Michael Costas/Daily Journal
A new plan is emphasizing the variety of architecture, color and design in downtown San Bruno.
Aging buildings of varying colors and heights line San Bruno’s main road.
But the lack of matching decor could be the beginnings of a vibrant downtown bustling with patrons who use public transportation and visit new businesses — at least that’s the hope of city leaders who recently released a draft transit corridor plan.
A number of fixes have occurred in San Bruno’s downtown over the years but there is not a community-driven vision to guide changes. The city hired Moore Iacofano Goltsman, Inc. as consultants in the process of creating a plan and gathering information over the last nine months. Now hundreds of pages outline the detailed vision that includes embracing the eclectic architecture of San Mateo Avenue, creating large mixed-use building to drive traffic into the area and creating a cultural home to the many ethnic groups that call San Bruno home.
Laura Baughman, executive director of the San Bruno Chamber of Commerce, described the plan as exciting.
A focus of the plan is emphasizing the variety of architecture, color and design downtown, a decision applauded by Baughman, who serves on the steering committee. In recent years, the city offered financial help for facade improvements which resulted in the restoration and maintenance of older architecture on San Mateo Avenue, which Baughman said already added to the area.
The long-term vision of the transit corridor includes downtown San Bruno (San Mateo Avenue), Huntington Avenue, portions of El Camino Real and San Bruno Avenue.
Broken into eight chapters, the draft plan sets a vision that recognizes different neighborhoods within the corridor area, like the differences between El Camino Real and downtown San Mateo Avenue, said Community Development Director Aaron Aknin.

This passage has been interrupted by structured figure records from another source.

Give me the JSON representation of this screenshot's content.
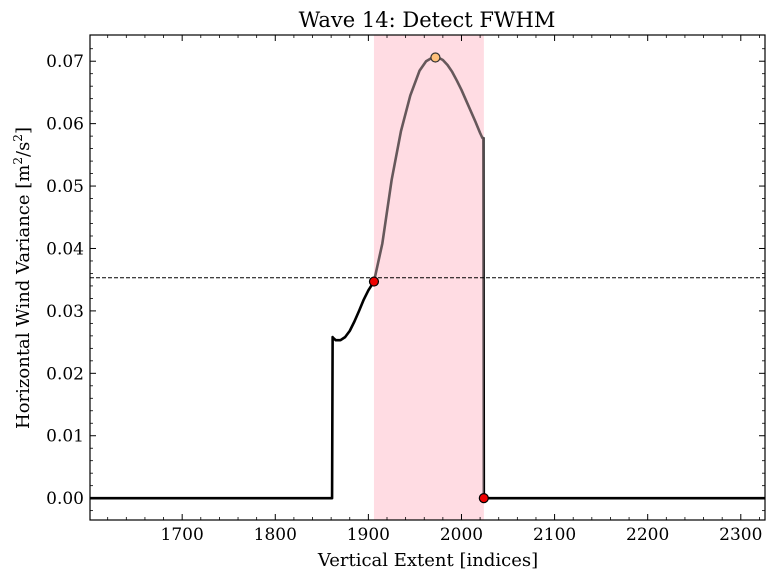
{
  "chart_data": {
    "type": "line",
    "title": "Wave 14: Detect FWHM",
    "xlabel": "Vertical Extent [indices]",
    "ylabel_main": "Horizontal Wind Variance [m",
    "ylabel_sup1": "2",
    "ylabel_mid": "/s",
    "ylabel_sup2": "2",
    "ylabel_end": "]",
    "xlim": [
      1601,
      2326
    ],
    "ylim": [
      -0.0035,
      0.0742
    ],
    "xticks": [
      1700,
      1800,
      1900,
      2000,
      2100,
      2200,
      2300
    ],
    "xtick_labels": [
      "1700",
      "1800",
      "1900",
      "2000",
      "2100",
      "2200",
      "2300"
    ],
    "yticks": [
      0.0,
      0.01,
      0.02,
      0.03,
      0.04,
      0.05,
      0.06,
      0.07
    ],
    "ytick_labels": [
      "0.00",
      "0.01",
      "0.02",
      "0.03",
      "0.04",
      "0.05",
      "0.06",
      "0.07"
    ],
    "half_max": 0.0353,
    "fwhm_span": [
      1906,
      2024
    ],
    "peak": {
      "x": 1972,
      "y": 0.0706
    },
    "fwhm_points": [
      {
        "x": 1906,
        "y": 0.0347
      },
      {
        "x": 2024,
        "y": 0.0
      }
    ],
    "series": [
      {
        "x": [
          1601,
          1861,
          1861.6,
          1862,
          1865,
          1870,
          1875,
          1880,
          1885,
          1890,
          1895,
          1900,
          1906,
          1915,
          1925,
          1935,
          1945,
          1955,
          1962,
          1970,
          1975,
          1980,
          1985,
          1990,
          1995,
          2000,
          2005,
          2010,
          2015,
          2020,
          2022.5,
          2023.5,
          2024,
          2326
        ],
        "y": [
          0.0,
          0.0,
          0.0258,
          0.0257,
          0.0253,
          0.0253,
          0.0258,
          0.0268,
          0.0283,
          0.03,
          0.0318,
          0.0333,
          0.0347,
          0.0408,
          0.051,
          0.0588,
          0.0645,
          0.0685,
          0.07,
          0.0707,
          0.0706,
          0.0702,
          0.0694,
          0.0683,
          0.0669,
          0.0654,
          0.0637,
          0.062,
          0.0603,
          0.0585,
          0.0577,
          0.0577,
          0.0,
          0.0
        ]
      }
    ],
    "colors": {
      "line": "#000000",
      "fwhm_span": "#ffdde3",
      "peak_marker": "#ffc07a",
      "fwhm_marker": "#ee0000",
      "half_max_line": "#000000"
    }
  }
}
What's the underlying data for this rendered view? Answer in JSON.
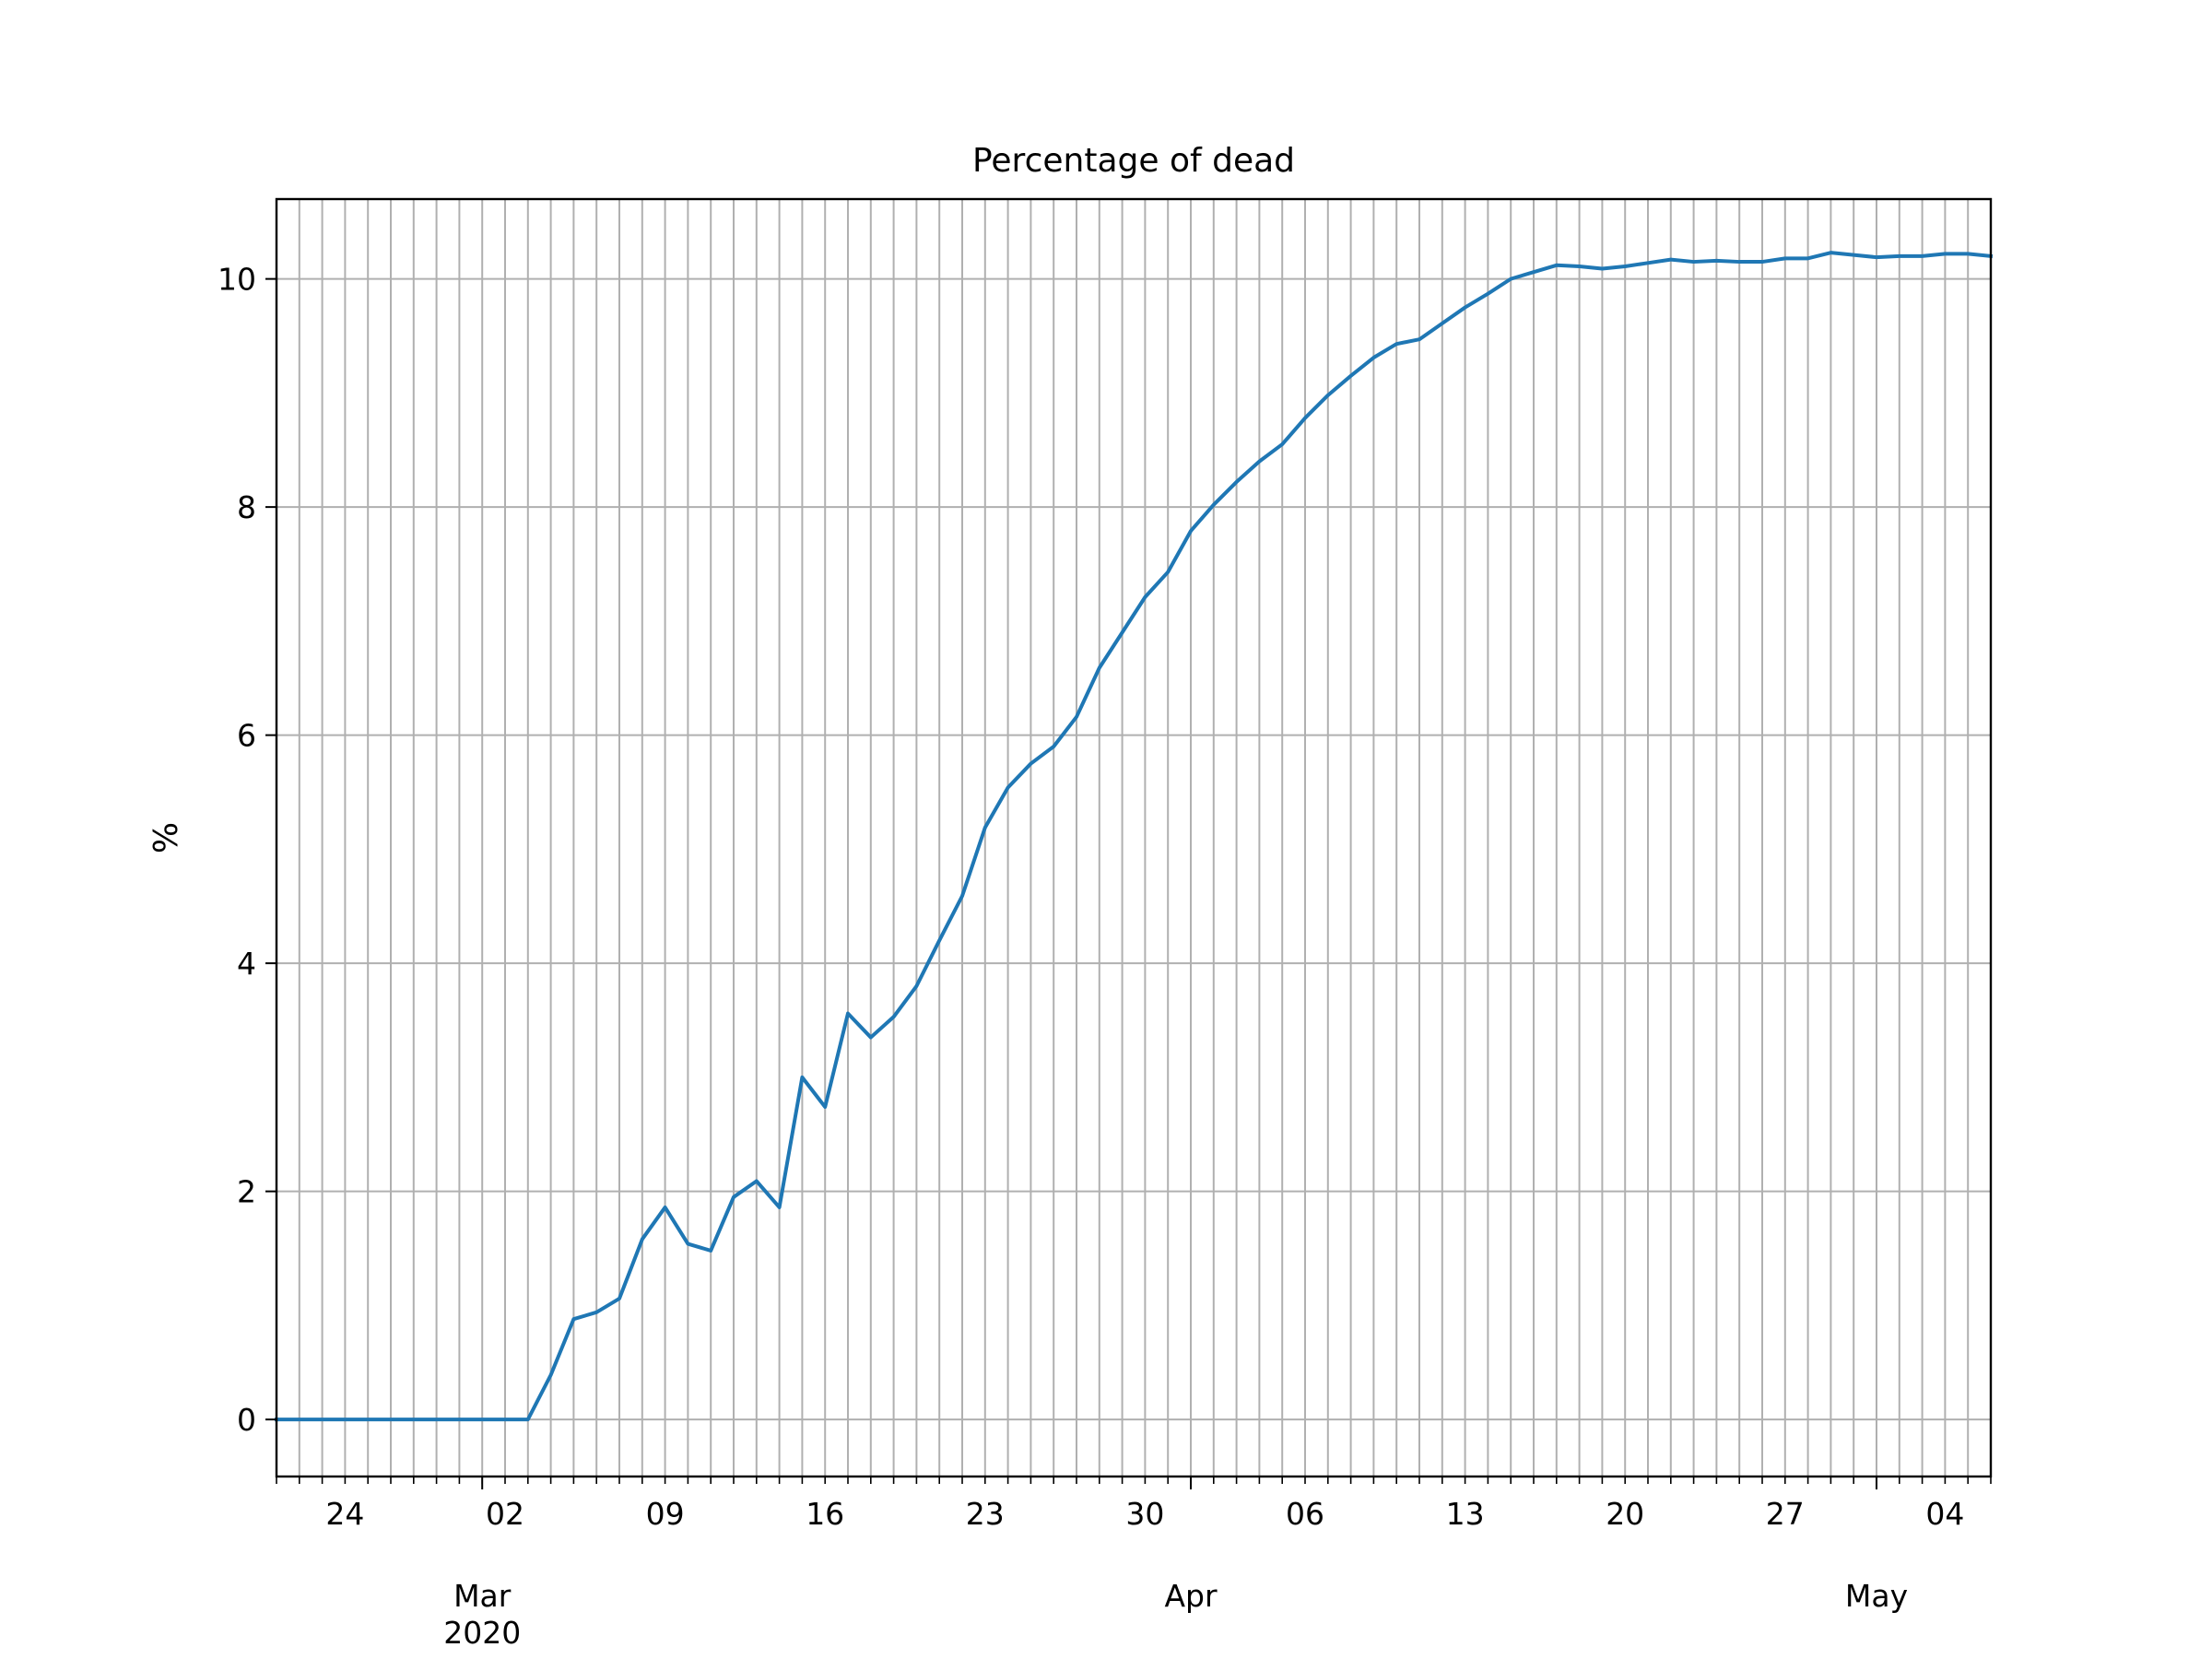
{
  "chart_data": {
    "type": "line",
    "title": "Percentage of dead",
    "xlabel": "",
    "ylabel": "%",
    "grid": true,
    "x_start": "2020-02-21",
    "x_end": "2020-05-06",
    "ylim": [
      -0.5,
      10.7
    ],
    "y_ticks": [
      0,
      2,
      4,
      6,
      8,
      10
    ],
    "x_major_ticks": [
      {
        "date": "2020-02-24",
        "label": "24"
      },
      {
        "date": "2020-03-02",
        "label": "02"
      },
      {
        "date": "2020-03-09",
        "label": "09"
      },
      {
        "date": "2020-03-16",
        "label": "16"
      },
      {
        "date": "2020-03-23",
        "label": "23"
      },
      {
        "date": "2020-03-30",
        "label": "30"
      },
      {
        "date": "2020-04-06",
        "label": "06"
      },
      {
        "date": "2020-04-13",
        "label": "13"
      },
      {
        "date": "2020-04-20",
        "label": "20"
      },
      {
        "date": "2020-04-27",
        "label": "27"
      },
      {
        "date": "2020-05-04",
        "label": "04"
      }
    ],
    "x_month_labels": [
      {
        "date": "2020-03-01",
        "label": "Mar",
        "sublabel": "2020"
      },
      {
        "date": "2020-04-01",
        "label": "Apr",
        "sublabel": ""
      },
      {
        "date": "2020-05-01",
        "label": "May",
        "sublabel": ""
      }
    ],
    "series_color": "#1f77b4",
    "series": [
      {
        "name": "",
        "points": [
          [
            "2020-02-21",
            0
          ],
          [
            "2020-02-22",
            0
          ],
          [
            "2020-02-23",
            0
          ],
          [
            "2020-02-24",
            0
          ],
          [
            "2020-02-25",
            0
          ],
          [
            "2020-02-26",
            0
          ],
          [
            "2020-02-27",
            0
          ],
          [
            "2020-02-28",
            0
          ],
          [
            "2020-02-29",
            0
          ],
          [
            "2020-03-01",
            0
          ],
          [
            "2020-03-02",
            0
          ],
          [
            "2020-03-03",
            0
          ],
          [
            "2020-03-04",
            0.39
          ],
          [
            "2020-03-05",
            0.88
          ],
          [
            "2020-03-06",
            0.94
          ],
          [
            "2020-03-07",
            1.06
          ],
          [
            "2020-03-08",
            1.58
          ],
          [
            "2020-03-09",
            1.86
          ],
          [
            "2020-03-10",
            1.54
          ],
          [
            "2020-03-11",
            1.48
          ],
          [
            "2020-03-12",
            1.95
          ],
          [
            "2020-03-13",
            2.09
          ],
          [
            "2020-03-14",
            1.86
          ],
          [
            "2020-03-15",
            3.0
          ],
          [
            "2020-03-16",
            2.74
          ],
          [
            "2020-03-17",
            3.56
          ],
          [
            "2020-03-18",
            3.35
          ],
          [
            "2020-03-19",
            3.53
          ],
          [
            "2020-03-20",
            3.8
          ],
          [
            "2020-03-21",
            4.2
          ],
          [
            "2020-03-22",
            4.59
          ],
          [
            "2020-03-23",
            5.19
          ],
          [
            "2020-03-24",
            5.54
          ],
          [
            "2020-03-25",
            5.75
          ],
          [
            "2020-03-26",
            5.9
          ],
          [
            "2020-03-27",
            6.16
          ],
          [
            "2020-03-28",
            6.59
          ],
          [
            "2020-03-29",
            6.9
          ],
          [
            "2020-03-30",
            7.21
          ],
          [
            "2020-03-31",
            7.43
          ],
          [
            "2020-04-01",
            7.79
          ],
          [
            "2020-04-02",
            8.02
          ],
          [
            "2020-04-03",
            8.22
          ],
          [
            "2020-04-04",
            8.4
          ],
          [
            "2020-04-05",
            8.55
          ],
          [
            "2020-04-06",
            8.78
          ],
          [
            "2020-04-07",
            8.98
          ],
          [
            "2020-04-08",
            9.15
          ],
          [
            "2020-04-09",
            9.31
          ],
          [
            "2020-04-10",
            9.43
          ],
          [
            "2020-04-11",
            9.47
          ],
          [
            "2020-04-12",
            9.61
          ],
          [
            "2020-04-13",
            9.75
          ],
          [
            "2020-04-14",
            9.87
          ],
          [
            "2020-04-15",
            10.0
          ],
          [
            "2020-04-16",
            10.06
          ],
          [
            "2020-04-17",
            10.12
          ],
          [
            "2020-04-18",
            10.11
          ],
          [
            "2020-04-19",
            10.09
          ],
          [
            "2020-04-20",
            10.11
          ],
          [
            "2020-04-21",
            10.14
          ],
          [
            "2020-04-22",
            10.17
          ],
          [
            "2020-04-23",
            10.15
          ],
          [
            "2020-04-24",
            10.16
          ],
          [
            "2020-04-25",
            10.15
          ],
          [
            "2020-04-26",
            10.15
          ],
          [
            "2020-04-27",
            10.18
          ],
          [
            "2020-04-28",
            10.18
          ],
          [
            "2020-04-29",
            10.23
          ],
          [
            "2020-04-30",
            10.21
          ],
          [
            "2020-05-01",
            10.19
          ],
          [
            "2020-05-02",
            10.2
          ],
          [
            "2020-05-03",
            10.2
          ],
          [
            "2020-05-04",
            10.22
          ],
          [
            "2020-05-05",
            10.22
          ],
          [
            "2020-05-06",
            10.2
          ]
        ]
      }
    ]
  }
}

Increased heights will help the city bring in the mixed-use programs it seeks. San Bruno currently has an overall height limit for buildings of 50 feet or three stories, whichever is more restrictive. Plans over that height limit, like The Crossing project on El Camino Real just north of Interstate 380, must get voter approval. Within the plan are ideas to raise height limits in downtown to four stories or 60 feet, up to five stories on El Camino Real and San Bruno Avenue, and up to seven stories at the old San Bruno Lumber site near the Caltrain station. Those height increases require setbacks so buildings don’t appear to tower over the area, Aknin said.
Three locations — near the Caltrain station, the southwest corner of San Bruno and San Mateo avenues, and the triangular piece of land at El Camino Real, San Mateo Avenue and Jenevein Avenue — are earmarked for large mixed-use projects.
Aknin was most excited by the prospects of an office building next to the Caltrain station. Being located so close to the airport, train options and downtown, Aknin noted such a development would jump-start activity downtown.
San Bruno began working on the Downtown and Transit Corridors Plan in 2008. The team started with documenting and analyzing the planning area’s existing conditions including its assets, challenges and opportunities through a combination of means including background document review, site visits, stakeholder interviews and various community meetings.
On Wednesday, the steering committee will meet to review the second half of the draft plan, most importantly covering implementation.
About $7 million in revenue is outlined in the plan that the city could currently access to begin work outlined in the project. Where the city should start, including how the $7 million could be spent, will be part of the conversation.
After the steering committee completes its meetings, the City Council acting as the Redevelopment Agency will discuss the timeline. Ultimately both the Planning Commission and City Council will need to OK the plan which will become part of the city’s general plan.